The second argument options accepts this:

type Options = {
  debug?: boolean;
  events?: {
    store?: (el: Element, event: CustomEvent<position: ScrollPosition>) => void,
    restore?: (el: Element, event: CustomEvent<position: ScrollPosition>) => void,
  }
}

Options

debug

Type: boolean, default: false.

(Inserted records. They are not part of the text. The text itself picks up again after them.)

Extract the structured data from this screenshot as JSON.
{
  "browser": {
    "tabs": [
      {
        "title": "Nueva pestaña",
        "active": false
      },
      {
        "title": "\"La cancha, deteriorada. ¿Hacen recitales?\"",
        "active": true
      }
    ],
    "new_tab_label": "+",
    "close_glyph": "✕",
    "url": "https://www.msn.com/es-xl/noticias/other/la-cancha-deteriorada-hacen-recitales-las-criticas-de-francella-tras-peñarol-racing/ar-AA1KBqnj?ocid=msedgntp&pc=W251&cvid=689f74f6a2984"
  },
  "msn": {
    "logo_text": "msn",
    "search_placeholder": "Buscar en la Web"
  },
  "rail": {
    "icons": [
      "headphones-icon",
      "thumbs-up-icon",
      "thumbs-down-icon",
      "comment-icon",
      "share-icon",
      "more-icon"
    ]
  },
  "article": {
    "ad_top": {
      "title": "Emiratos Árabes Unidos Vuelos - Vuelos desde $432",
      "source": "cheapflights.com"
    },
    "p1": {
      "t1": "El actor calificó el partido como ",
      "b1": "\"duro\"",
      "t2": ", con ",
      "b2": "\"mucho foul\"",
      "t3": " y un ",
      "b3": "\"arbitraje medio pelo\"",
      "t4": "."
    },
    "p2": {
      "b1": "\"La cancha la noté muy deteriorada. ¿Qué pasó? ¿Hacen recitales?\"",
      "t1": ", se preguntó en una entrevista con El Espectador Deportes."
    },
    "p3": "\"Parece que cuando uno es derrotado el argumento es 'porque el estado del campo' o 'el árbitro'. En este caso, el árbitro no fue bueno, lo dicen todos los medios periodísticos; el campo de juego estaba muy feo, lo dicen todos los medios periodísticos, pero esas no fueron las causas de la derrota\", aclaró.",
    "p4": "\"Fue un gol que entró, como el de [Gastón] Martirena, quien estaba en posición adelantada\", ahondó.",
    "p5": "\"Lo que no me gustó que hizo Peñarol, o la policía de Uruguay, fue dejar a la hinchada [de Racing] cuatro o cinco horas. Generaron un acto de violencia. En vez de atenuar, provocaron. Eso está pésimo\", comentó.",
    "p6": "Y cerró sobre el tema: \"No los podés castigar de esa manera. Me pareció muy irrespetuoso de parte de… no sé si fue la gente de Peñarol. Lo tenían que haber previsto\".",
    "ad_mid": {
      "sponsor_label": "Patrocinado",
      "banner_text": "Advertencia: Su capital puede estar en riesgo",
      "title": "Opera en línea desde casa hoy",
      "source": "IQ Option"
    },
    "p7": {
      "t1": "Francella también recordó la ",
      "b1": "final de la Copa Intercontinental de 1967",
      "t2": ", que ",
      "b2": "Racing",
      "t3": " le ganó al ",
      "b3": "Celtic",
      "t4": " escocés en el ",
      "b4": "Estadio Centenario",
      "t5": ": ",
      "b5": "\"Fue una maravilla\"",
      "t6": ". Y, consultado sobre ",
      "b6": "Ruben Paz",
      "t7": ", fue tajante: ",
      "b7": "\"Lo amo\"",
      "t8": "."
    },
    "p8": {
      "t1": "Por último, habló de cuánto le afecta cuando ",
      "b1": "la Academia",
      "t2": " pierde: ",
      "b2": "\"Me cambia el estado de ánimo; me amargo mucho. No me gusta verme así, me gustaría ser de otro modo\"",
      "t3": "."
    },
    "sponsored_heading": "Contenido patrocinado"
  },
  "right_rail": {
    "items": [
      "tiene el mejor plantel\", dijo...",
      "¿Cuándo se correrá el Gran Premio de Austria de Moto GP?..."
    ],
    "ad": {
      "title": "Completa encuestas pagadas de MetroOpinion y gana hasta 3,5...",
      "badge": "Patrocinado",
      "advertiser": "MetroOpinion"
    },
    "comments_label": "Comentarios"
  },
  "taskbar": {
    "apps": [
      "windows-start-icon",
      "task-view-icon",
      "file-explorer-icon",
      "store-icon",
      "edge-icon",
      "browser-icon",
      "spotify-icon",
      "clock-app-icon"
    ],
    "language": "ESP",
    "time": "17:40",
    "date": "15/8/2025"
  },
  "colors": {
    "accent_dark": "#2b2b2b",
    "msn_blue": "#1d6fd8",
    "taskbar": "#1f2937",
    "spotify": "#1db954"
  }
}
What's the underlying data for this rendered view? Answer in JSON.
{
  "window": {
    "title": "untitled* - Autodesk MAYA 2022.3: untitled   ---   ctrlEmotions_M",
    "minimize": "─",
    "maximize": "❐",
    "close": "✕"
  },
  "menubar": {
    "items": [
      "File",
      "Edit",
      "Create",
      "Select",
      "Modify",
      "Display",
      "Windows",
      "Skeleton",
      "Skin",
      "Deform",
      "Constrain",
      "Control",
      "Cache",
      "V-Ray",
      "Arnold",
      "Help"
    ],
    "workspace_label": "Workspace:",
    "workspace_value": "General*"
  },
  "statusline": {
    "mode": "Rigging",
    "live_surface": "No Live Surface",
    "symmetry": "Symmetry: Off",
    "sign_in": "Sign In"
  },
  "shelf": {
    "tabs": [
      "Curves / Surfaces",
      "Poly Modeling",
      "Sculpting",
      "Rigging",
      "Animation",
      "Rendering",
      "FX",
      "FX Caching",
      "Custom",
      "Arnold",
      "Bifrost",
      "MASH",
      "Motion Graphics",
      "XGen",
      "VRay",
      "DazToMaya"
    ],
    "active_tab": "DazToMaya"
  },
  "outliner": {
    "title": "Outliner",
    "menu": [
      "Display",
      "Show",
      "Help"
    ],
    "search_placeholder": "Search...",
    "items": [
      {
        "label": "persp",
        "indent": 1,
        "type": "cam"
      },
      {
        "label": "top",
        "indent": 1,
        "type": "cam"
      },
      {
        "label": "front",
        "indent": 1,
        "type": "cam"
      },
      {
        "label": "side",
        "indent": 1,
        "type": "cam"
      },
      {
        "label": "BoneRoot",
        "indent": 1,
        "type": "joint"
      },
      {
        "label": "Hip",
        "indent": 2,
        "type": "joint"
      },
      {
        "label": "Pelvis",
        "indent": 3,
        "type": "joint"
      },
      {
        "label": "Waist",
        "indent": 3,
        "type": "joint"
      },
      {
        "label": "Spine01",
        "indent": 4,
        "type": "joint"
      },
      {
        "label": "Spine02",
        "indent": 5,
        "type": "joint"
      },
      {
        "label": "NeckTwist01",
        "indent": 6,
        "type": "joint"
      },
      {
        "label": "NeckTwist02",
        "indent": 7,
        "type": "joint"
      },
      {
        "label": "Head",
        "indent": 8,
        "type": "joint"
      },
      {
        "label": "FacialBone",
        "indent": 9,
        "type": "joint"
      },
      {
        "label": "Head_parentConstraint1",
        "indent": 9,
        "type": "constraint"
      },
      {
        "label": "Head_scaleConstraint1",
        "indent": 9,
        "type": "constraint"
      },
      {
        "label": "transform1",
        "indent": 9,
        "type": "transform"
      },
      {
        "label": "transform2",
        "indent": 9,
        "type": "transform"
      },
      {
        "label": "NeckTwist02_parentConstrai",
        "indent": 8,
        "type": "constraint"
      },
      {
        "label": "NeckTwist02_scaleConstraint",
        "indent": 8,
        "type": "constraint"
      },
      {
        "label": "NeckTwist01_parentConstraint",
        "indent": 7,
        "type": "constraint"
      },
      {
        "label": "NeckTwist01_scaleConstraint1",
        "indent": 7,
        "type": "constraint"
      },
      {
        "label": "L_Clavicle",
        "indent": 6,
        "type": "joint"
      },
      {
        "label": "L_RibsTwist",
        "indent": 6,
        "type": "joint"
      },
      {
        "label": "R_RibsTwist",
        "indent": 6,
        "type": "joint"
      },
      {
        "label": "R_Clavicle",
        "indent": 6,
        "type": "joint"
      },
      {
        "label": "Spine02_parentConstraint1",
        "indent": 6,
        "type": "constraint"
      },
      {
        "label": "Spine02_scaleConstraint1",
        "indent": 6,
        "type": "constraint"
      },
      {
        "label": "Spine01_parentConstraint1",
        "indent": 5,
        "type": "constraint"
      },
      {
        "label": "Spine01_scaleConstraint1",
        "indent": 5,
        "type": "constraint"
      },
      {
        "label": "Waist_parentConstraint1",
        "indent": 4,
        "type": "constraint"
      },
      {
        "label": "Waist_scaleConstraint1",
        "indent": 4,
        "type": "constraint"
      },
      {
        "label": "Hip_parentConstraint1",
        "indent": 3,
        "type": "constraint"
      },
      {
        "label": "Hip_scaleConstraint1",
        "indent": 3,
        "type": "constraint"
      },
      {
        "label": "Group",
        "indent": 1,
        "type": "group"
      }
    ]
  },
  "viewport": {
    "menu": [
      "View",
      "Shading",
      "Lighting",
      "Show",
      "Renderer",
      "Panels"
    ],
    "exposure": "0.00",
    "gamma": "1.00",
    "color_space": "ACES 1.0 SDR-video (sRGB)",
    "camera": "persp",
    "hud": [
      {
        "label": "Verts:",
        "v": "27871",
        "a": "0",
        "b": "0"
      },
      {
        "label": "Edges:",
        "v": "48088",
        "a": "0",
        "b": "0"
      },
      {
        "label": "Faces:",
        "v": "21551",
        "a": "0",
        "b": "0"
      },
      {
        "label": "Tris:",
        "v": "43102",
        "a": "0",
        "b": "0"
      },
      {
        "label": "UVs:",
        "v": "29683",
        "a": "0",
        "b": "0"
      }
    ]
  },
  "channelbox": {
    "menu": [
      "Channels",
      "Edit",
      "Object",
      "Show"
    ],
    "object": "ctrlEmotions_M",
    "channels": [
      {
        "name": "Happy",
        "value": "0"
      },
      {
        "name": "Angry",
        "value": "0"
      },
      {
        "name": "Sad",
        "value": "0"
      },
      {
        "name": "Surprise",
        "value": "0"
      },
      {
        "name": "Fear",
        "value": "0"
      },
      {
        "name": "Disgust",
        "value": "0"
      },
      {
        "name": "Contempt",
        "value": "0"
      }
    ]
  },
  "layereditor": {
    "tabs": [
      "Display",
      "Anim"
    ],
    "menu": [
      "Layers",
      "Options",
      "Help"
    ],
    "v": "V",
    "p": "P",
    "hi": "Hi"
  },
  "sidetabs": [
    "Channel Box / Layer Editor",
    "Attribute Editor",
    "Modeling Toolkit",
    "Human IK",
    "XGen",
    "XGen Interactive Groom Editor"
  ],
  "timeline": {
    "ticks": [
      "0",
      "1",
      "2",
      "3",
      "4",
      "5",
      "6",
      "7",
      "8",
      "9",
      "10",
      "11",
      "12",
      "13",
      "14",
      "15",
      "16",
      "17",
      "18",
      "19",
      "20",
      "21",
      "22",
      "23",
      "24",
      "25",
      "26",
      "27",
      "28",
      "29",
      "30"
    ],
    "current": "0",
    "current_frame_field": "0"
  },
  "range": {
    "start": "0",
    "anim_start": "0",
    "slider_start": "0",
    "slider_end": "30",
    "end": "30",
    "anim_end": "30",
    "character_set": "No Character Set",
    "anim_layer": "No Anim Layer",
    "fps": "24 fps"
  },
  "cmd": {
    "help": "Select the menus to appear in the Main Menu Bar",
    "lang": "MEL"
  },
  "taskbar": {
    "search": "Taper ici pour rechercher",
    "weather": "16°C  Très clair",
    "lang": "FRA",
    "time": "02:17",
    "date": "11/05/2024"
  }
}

Log debug info to the console

Events

Listening to events can be done in two ways:

Option 1: Attach listeners declaratively

import { restoreScroll } from "@hirasso/restore-scroll";
restoreScroll(el, {
  events: {
    store: (el, event) => console.log("stored", el, event),
    restore: (el, event) => console.log("restored", el, event),
  },
});

Option 2: Attach listeners to the element directly

DOM events are prefixed with restore-scroll::

import { restoreScroll } from "@hirasso/restore-scroll";
const el = document.querySelector("#foo");
el.addEventListener("restore-scroll:restore", (e) => {
  const event = e as CustomEvent<{ position: ScrollPosition }>;
  /** The position is available in event.detail.position */
  console.log(event.detail.position);
});
restoreScroll(el);

event.preventDefault works as expected:

restoreScroll(el, {
  events: {
    restore: (el, event) => {
      if (someCondition()) {
        /** The element won't be restored */
        event.preventDefault();
      }
    },
  },
});

Motivation

There already are other solutions for storing and restoring the scroll position. But all I could find was either archived by their owner, had a dependency (React in most cases) or was using sessionStorage for storing the scroll positions, which is not ideal (with sessionStorage, one URL can only store one scroll state, ever). Hence, this new little package.